I’m often asked when someone should make or update an estate plan. Is it at a certain age?
I think the best answer is not age-dependent, rather, it is when what I like to consider “life events” happen.
Here are the top five life events that necessitate making or updating an estate plan.
1. Children or Grandchildren. Adding to the family makes a good time to update your estate plan. Having an addition to your family can mean anything from providing another share of your estate to creating a trust for the child’s benefit. Some of the questions that can be answered at this time are: who will care for the child in the event I cannot? what assets are available for my child’s or grandchild’s care? who will manage these assets? when should my child or grandchild receive all of the assets?
2. Divorce or Marriage: Marriage and divorce impact your rights to your spouse’s property. Florida law has restrictions on who can receive your homestead property at death if you are married. Additionally, divorce may not be enough to disinherit your former spouse if he or she is listed as a beneficiary of a retirement plan. If the marriage is a second marriage, then providing for this spouse, and children from the prior marriage make updating your estate plan even more important.

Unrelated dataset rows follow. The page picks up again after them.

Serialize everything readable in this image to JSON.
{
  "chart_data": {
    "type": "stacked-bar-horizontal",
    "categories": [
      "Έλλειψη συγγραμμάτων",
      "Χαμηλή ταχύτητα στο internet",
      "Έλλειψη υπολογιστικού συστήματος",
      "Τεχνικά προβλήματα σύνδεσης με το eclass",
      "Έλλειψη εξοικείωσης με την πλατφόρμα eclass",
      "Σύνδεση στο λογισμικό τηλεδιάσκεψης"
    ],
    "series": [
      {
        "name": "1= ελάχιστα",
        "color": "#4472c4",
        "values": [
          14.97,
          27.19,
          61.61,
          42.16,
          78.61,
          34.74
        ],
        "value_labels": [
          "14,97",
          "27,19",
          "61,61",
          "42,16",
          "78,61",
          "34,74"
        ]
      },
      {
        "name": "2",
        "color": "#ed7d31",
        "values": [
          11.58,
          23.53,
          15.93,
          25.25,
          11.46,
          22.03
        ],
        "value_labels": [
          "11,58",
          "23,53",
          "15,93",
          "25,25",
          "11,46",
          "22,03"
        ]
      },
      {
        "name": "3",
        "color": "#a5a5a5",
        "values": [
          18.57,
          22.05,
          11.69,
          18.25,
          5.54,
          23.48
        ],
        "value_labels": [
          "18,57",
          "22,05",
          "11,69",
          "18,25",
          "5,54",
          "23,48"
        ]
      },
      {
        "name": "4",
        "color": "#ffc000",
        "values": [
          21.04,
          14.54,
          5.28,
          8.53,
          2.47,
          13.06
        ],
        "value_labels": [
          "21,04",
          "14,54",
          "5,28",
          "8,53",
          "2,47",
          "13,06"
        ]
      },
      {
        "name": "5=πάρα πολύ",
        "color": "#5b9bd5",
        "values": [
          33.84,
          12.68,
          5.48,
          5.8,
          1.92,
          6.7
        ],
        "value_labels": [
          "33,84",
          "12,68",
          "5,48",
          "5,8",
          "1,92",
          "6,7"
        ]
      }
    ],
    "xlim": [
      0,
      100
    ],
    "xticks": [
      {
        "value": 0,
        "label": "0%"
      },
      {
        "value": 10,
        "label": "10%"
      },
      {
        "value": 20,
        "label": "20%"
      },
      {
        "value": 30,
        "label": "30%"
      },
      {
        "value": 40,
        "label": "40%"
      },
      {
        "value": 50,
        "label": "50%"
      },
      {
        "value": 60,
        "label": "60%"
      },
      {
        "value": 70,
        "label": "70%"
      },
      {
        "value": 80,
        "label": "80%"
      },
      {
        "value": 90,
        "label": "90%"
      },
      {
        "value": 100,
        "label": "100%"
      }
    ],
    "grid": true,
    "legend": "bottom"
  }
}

3. Inheritance. If you’ve recently become the beneficiary of another’s estate or trust, now is a good time to make your own plan. You may have rights under a trust that you are otherwise not aware of and if you do not exercise your rights, you may be giving up property or the right to control the property. Additionally, you should be aware of your rights as a beneficiary, especially if your rights include your right to know what property is in the estate or trust.
4. Retirement. Retirement can be a time to celebrate. And it is also a great time to examine your plan to make sure that it meets your goals. Some common goals are: making sure a spouse is provided for adequately, updating beneficiary designations, protecting assets from creditors, and ensuring that a plan is in place in the event of disability. Retirement may also be a good time to determine whether a long term care plan is necessary.
5. Death of a Loved One. Major decisions should usually be put off for at least a year after such an event. But short term planning may be necessary especially if your loved one was the decision maker in your plan. Updating powers of attorney and health care surrogate forms may make sense at this time.
Adapting your plan to changing circumstances will allow you to match your plan with your goals.